Jim James, "Regions of Light and Sound of God" (ATO)
Hayden, "Us Alone" (Arts & Crafts)
The last My Morning Jacket album, "Circuital," suffered from an intermittent power outage, and singer-guitarist Jim James' solo debut doesn't exactly amp things up. Blessed with an alluring pinched, plaintive voice, James keeps things remarkably quiet and laid-back throughout most of the odd, meandering and occasionally prayerful "Regions of Light and Sound of God." Unlike "Circuital" and much of the My Morning Jacket catalog, though, the restless "Regions" never settles, never leans back on any laurels. It's a bit out there, and stays out there.

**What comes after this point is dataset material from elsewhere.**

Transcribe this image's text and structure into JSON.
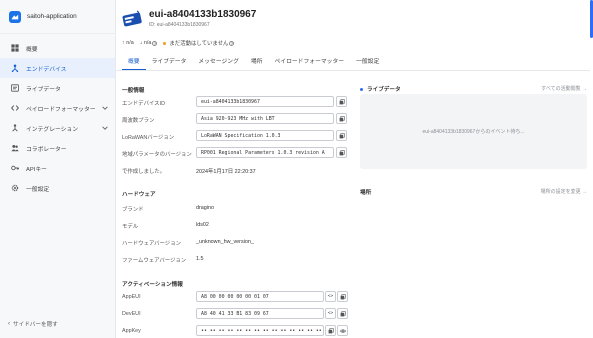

Given that James reportedly was hired to pen songs for last year's "Muppets" movie reboot (before Flight of the Conchords' Bret McKenzie stepped in), and after listening to MMJ's excellent delivery of a fine selection, "Our World" from Jim Henson's underappreciated "Emmet Otter's Jug-Band Christmas," on the "Muppets: The Green Album" -- the childlike whimsy in these arrangements and the boyish wonder in the lyrics ("Good or bad / short and sweet / skip a beat / close your eyes and it's gone" he chirps in "Of the Mother Again") makes slight sense. As ephemeral as these organic tunes are -- some songs are so wispy and light one wonders if James had to be tethered in the studio to keep from floating away -- they're certainly playful. He goes skronky on a guitar solo in the middle of the George Harrison-esque "Dear One," but only for an instant. "All Is Forgiven" mixes soul and snaky Middle Eastern sounds, still without raising much of a pulse. In "A New Life," James sings, "I think I'm really being sincere" -- but he chuckles as he finishes the line. As I suspected: He's putting us on. In the end, these tunes just drift off, leaving us no good reason to give chase.
Also from the plaintive, windswept bins, however, comes the splendid surprise of "Us Alone," a new album from Toronto's Hayden. Yes, Hayden, aka Paul Hayden Desser -- he of the five minutes of alt-rock fame in 1996 for his arresting debut single "Bad as They Seem" (from "Everything I Long For"). Who knew he was still making records, but this (his seventh) is pretty much a triumph of soft-spoken, plains-born hope and doom. Hayden's voice is lazy and free-floating like James', but drier, dustier, like he's drowning in quicksand. Songs shuffle slowly, a snare drum occasionally startles because of its infrequency, guitars whisper and the lap steel moans from distances it's difficult to achieve in mere studio recording. He's commented recently about making much of this album upstairs at night while his daughter slept, but go back through Hayden's catalog -- his narratives are almost always this eerily quiet and reluctant, like Mark Kozelek strumming on eggshells. Only the ballad "Blurry Nights," a morning-after duet with gossamer-voiced singer-songwriter Lou Canon, cranks things up to seven.
"Us Alone" triumphs as a deeply personal statement. He swears off his "Old Dreams." He stares death down in the gripping 11-minute closer, "Instructions." He loses himself in reverie for "Oh Memory," a stunning, molasses-slow hymn backed by distant neighborhood fireworks. He looks back on those golden '90s for the harmonica 'n' piano-driven "Almost Everything" while explaining his soft touch, both personally and sonically: "I'm recording once again / while my kid is upstairs in bed / and I'll admit that now and then / some nights when I'm strumming or maybe just drumming / music is still everything / Well, almost everything." Deserving of one more crank of the ol' hype machine.